Dr. Jane M. Charles: I would say not to wait at all. Unfortunately, it ends up being a watching and waiting type of situation because we do not have any diagnostic tools that can evaluate a child for autism below about the age of 15 months, but if it’s a situation especially where the first child in the family already has autism, diagnosis of autism then we would want to follow the second child and all the other siblings too and watch them to make sure that they are not evolving and developing an autism spectrum disorder. So, we can go ahead and start some things when the child is 8 or 9 months if they don’t look to be very engaged. One, we can get a hearing test to make sure they are hearing and rule out all the other reasons why a child may not be engage or may have a language delay. Then, we would probably place them at risk for having an autism spectrum disorder and we can just go ahead and start for example speech therapy and start trying to engage them with specific social types of therapies and then when the child becomes old enough for us to do an actual diagnostic test, then we can proceed. Fortunately, there are all around the country, several researchers are developing tools to trying to reach down to diagnose kids at 12 months, but then that doesn’t catch the group of kids that the 25% that developed normally and then around 18 months then they have this pre-period of regression, so it will miss those kids. But we are trying to teach the pediatricians through the American Academy of Pediatrics. There is a big push to raise awareness among pediatricians to begin developmental screening very early and now that we know that autism is not an uncommon disorder that it occurs in one in 150 people that they need to have high awareness and that this can evolve and that they should question parents about their child’s social skills.
Dr. Linda Austin: There are surely many regions here in South Carolina and in other sates where there are not developmental pediatricians like you. Would you suggest that any parent take the time, make the trip to have their child evaluated for autism if it looks as if there is a serious concern or do you think that typical pediatrician or family practice doctors equipped to be well enough informed to be helpful?
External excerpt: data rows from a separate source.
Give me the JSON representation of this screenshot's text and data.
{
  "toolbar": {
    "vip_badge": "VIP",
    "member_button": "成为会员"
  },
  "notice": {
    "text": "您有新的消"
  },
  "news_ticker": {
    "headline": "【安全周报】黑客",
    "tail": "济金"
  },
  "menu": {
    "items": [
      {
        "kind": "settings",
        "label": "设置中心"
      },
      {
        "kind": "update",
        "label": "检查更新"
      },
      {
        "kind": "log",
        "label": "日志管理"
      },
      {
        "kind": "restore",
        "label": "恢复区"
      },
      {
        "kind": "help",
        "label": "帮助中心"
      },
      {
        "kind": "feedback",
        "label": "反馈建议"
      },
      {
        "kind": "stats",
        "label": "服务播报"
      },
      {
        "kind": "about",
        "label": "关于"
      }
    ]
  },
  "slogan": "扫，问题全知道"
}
Dr. Jane M. Charles: The first thing the parent should do that they should report to their physician and ask for a developmental screening type of evaluation and then either the parent or the physician should make a call to the early intervention program in South Carolina, which is called BabyNet and they follow children 0 to 3 years of age and the BabyNet counselors are equipped to do developmental screening for all developmental disabilities including autism spectrum disorders. Again though, the only tool we have right now goes down to about 15 months, but if the child can go ahead and get in the system and start the process of developmental screening and then while waiting to be old enough to have an evaluation.
Dr. Linda Austin: How does one excess BabyNet?
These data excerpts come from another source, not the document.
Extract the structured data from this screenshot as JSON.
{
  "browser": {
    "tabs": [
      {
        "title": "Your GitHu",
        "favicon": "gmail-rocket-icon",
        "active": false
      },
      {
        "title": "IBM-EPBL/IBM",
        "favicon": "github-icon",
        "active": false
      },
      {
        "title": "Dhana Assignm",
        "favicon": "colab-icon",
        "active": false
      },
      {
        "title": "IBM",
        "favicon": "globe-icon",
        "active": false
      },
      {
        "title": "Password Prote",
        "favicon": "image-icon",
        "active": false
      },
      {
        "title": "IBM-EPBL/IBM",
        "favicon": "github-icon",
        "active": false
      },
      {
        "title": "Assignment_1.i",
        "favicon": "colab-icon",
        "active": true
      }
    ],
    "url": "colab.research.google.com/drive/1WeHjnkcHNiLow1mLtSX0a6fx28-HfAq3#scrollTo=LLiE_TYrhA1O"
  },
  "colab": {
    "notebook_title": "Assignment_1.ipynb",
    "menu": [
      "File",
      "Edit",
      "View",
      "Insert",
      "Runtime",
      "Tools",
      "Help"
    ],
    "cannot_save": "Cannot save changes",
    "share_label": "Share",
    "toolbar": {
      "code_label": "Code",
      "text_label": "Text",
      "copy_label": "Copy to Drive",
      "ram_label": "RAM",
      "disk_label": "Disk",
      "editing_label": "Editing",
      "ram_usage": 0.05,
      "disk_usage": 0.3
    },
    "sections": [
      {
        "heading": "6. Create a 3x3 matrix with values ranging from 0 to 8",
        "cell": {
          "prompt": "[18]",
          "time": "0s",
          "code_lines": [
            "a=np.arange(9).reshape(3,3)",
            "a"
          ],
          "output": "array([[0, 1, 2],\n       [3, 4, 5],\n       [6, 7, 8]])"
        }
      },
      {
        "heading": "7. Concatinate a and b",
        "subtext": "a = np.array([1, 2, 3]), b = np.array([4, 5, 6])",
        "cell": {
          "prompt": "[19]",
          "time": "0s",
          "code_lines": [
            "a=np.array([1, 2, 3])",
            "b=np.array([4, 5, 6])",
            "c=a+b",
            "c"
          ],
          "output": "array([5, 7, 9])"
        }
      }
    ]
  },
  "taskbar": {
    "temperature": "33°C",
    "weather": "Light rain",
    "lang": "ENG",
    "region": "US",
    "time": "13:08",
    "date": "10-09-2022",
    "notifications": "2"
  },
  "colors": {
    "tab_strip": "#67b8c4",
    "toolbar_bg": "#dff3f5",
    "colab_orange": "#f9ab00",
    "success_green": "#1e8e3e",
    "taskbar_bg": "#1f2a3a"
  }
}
Dr. Jane M. Charles: Probably, the best way would be to call your County Health Department and ask how to contact the County BabyNet Department.
Dr. Linda Austin: Or perhaps alternatively Google BabyNet.
Dr. Jane M. Charles: You could Google BabyNet in South Carolina. Hopefully, your pediatrician or family medicine physician would also have the number for BabyNet at their office.
Dr. Linda Austin: We will be talking in another Podcast about the treatment options for these children. Thank you so much
Dr. Charles.Dr. Jane M. Charles: Thank you.